In 1987, González landed a job as a reporter for The Village Voice. However, soon after returning to New York González was offered his own column and better salary at the New York Daily News and so he chose to work there instead. While working for the New York Daily News, González won his first George Polk Award in 1998 for "unflinching" investigative reporting.

González is former president of the National Association of Hispanic Journalists, for which he created the Parity Project, an innovative program designed to help news organizations recruit and retain Hispanic reporters and managers. In 2008, The National Association of Hispanic Journalists inducted González into the organization's Hall of Fame. In addition, he has been named by Hispanic Business Magazine as one of America's most influential Hispanics, as well as earning a Lifetime Achievement Award from the Hispanic Academy of Media Arts and Sciences. For two years, González was the Belle Zeller Visiting Professor in Public Policy and Administration at Brooklyn College/CUNY, with an appointment in both the Department of Puerto Rican and Latino Studies, as well as the Political Science Department.

In December 2006, he reported the results of an exclusive interview with the purported "fourth man" who was present at the scene on November 25 when plainclothes NYPD officers shot and killed Sean Bell.

González has written extensively on the health effects arising from the September 11 attacks and the cover-up of Ground Zero air hazards in columns in the New York Daily News. He was the first reporter in New York City to write on the health effects arising from the September 11, 2001 attacks.

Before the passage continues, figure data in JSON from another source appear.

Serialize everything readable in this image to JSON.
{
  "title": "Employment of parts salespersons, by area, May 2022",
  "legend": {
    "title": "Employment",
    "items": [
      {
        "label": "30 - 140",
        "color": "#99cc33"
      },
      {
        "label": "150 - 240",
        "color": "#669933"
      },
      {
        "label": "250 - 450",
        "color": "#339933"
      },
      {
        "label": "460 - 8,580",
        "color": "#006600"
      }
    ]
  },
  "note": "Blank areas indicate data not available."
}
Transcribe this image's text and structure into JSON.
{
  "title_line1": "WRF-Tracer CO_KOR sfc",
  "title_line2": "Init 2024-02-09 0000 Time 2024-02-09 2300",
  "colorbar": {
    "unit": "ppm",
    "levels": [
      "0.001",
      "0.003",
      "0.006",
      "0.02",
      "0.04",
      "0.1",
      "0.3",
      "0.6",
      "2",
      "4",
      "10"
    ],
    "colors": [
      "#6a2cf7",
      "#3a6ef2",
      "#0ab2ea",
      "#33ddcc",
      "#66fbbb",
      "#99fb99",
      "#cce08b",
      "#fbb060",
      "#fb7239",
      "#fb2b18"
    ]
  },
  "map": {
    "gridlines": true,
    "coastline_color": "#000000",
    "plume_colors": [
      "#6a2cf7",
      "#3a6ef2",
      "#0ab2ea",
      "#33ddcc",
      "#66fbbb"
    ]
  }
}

González was awarded the 2010 Justice in Action Award from the Asian American Legal Defense and Education Fund, and, in 2011, won the George Polk Award a second time for a series of columns in the New York Daily News which exposed criminal acts connected with then-Mayor Michael Bloomberg’s CityTime project, a new computerized payroll system, leading to the federal indictment of four consultancies for fraud.

The voices of González and Amy Goodman, from an episode of "Democracy Now", were used (uncredited) over news footage concerning Hurricane Katrina in the opening montage of New Orleans at the beginning of the action-drama film Streets of Blood (2009). He has said that a prime motivating force in his work has been, "a sense about the unjust treatment of people".

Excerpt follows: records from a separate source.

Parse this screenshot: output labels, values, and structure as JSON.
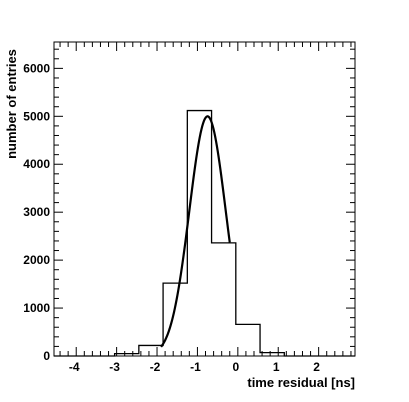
{
  "chart_data": {
    "type": "bar",
    "subtype": "step-histogram-with-fit",
    "xlabel": "time residual [ns]",
    "ylabel": "number of entries",
    "xlim": [
      -4.55,
      2.9
    ],
    "ylim": [
      0,
      6550
    ],
    "x_ticks": [
      -4,
      -3,
      -2,
      -1,
      0,
      1,
      2
    ],
    "x_tick_labels": [
      "-4",
      "-3",
      "-2",
      "-1",
      "0",
      "1",
      "2"
    ],
    "y_ticks": [
      0,
      1000,
      2000,
      3000,
      4000,
      5000,
      6000
    ],
    "y_tick_labels": [
      "0",
      "1000",
      "2000",
      "3000",
      "4000",
      "5000",
      "6000"
    ],
    "grid": false,
    "bin_width": 0.6,
    "bins": [
      {
        "x_low": -4.55,
        "x_high": -3.05,
        "count": 0
      },
      {
        "x_low": -3.05,
        "x_high": -2.45,
        "count": 50
      },
      {
        "x_low": -2.45,
        "x_high": -1.85,
        "count": 220
      },
      {
        "x_low": -1.85,
        "x_high": -1.25,
        "count": 1520
      },
      {
        "x_low": -1.25,
        "x_high": -0.65,
        "count": 5120
      },
      {
        "x_low": -0.65,
        "x_high": -0.05,
        "count": 2360
      },
      {
        "x_low": -0.05,
        "x_high": 0.55,
        "count": 660
      },
      {
        "x_low": 0.55,
        "x_high": 1.15,
        "count": 70
      },
      {
        "x_low": 1.15,
        "x_high": 2.9,
        "count": 0
      }
    ],
    "fit": {
      "type": "gaussian",
      "amplitude": 5000,
      "mean": -0.75,
      "sigma": 0.45,
      "x_range": [
        -1.9,
        -0.2
      ]
    }
  }
}
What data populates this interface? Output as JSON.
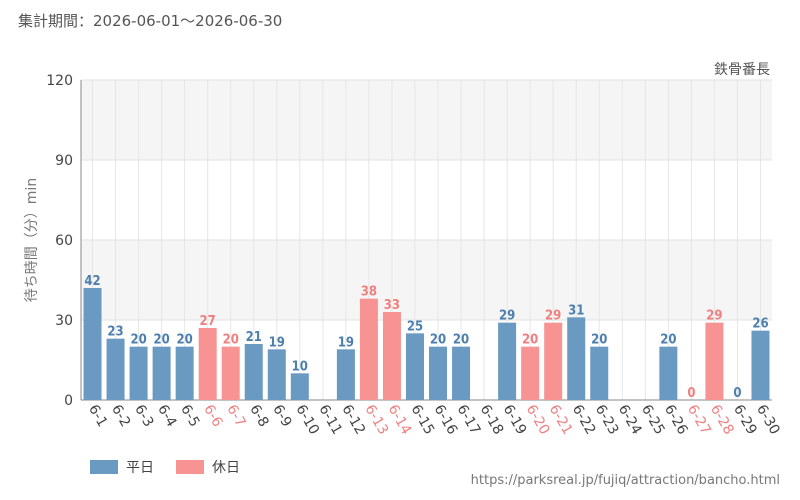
{
  "header": {
    "period": "集計期間：2026-06-01～2026-06-30"
  },
  "footer": {
    "source_url": "https://parksreal.jp/fujiq/attraction/bancho.html"
  },
  "colors": {
    "weekday": "#6a99c2",
    "holiday": "#f79393",
    "weekday_text": "#4d7fae",
    "holiday_text": "#f08080"
  },
  "chart_data": {
    "type": "bar",
    "title": "鉄骨番長",
    "ylabel": "待ち時間（分）min",
    "xlabel": "",
    "ylim": [
      0,
      120
    ],
    "yticks": [
      0,
      30,
      60,
      90,
      120
    ],
    "grid": true,
    "legend_position": "bottom-left",
    "legend": [
      {
        "key": "weekday",
        "label": "平日"
      },
      {
        "key": "holiday",
        "label": "休日"
      }
    ],
    "categories": [
      "6-1",
      "6-2",
      "6-3",
      "6-4",
      "6-5",
      "6-6",
      "6-7",
      "6-8",
      "6-9",
      "6-10",
      "6-11",
      "6-12",
      "6-13",
      "6-14",
      "6-15",
      "6-16",
      "6-17",
      "6-18",
      "6-19",
      "6-20",
      "6-21",
      "6-22",
      "6-23",
      "6-24",
      "6-25",
      "6-26",
      "6-27",
      "6-28",
      "6-29",
      "6-30"
    ],
    "values": [
      42,
      23,
      20,
      20,
      20,
      27,
      20,
      21,
      19,
      10,
      null,
      19,
      38,
      33,
      25,
      20,
      20,
      null,
      29,
      20,
      29,
      31,
      20,
      null,
      null,
      20,
      0,
      29,
      0,
      26
    ],
    "holiday": [
      false,
      false,
      false,
      false,
      false,
      true,
      true,
      false,
      false,
      false,
      false,
      false,
      true,
      true,
      false,
      false,
      false,
      false,
      false,
      true,
      true,
      false,
      false,
      false,
      false,
      false,
      true,
      true,
      false,
      false
    ]
  }
}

In 2015, the New York City chapter of the Society of Professional Journalists inducted González into its New York Journalism Hall of Fame, along with Max Frankel, Charlie Rose, Lesley Stahl, Paul Steiger, and Richard Stolley.

Since 2018, he has held the post of Professor of Professional Practice at Rutgers University-New Brunswick's School of Communication and Information.

===Books===
González has written four books:
- Fallout: The Environmental Consequences of the World Trade Center Collapse (2002; ISBN 1-56584-845-4), documents cover-ups by Environmental Protection Agency and government officials with regard to health hazards at Ground Zero in New York.
- Harvest of Empire: A History of Latinos in America (2009, 2011, 2022) excerpt
- Roll Down Your Window: Stories of a Forgotten America
- Reclaiming Gotham: Bill de Blasio and the Movement to End America’s Tale of Two Cities (2017)

González is also the co-author, with Joseph Torres, of News for All the People: The Epic Story of Race and the American Media (2011; ISBN 978-1-84467-687-3), a history of the American media with special focus on media outlets owned and controlled by people of color, and how they were suppressed—sometimes violently—by mainstream political, corporate and media leaders.

===Film===
- Harvest of Empire: A History of Latinos in America, a film adaptation from the book of the same name.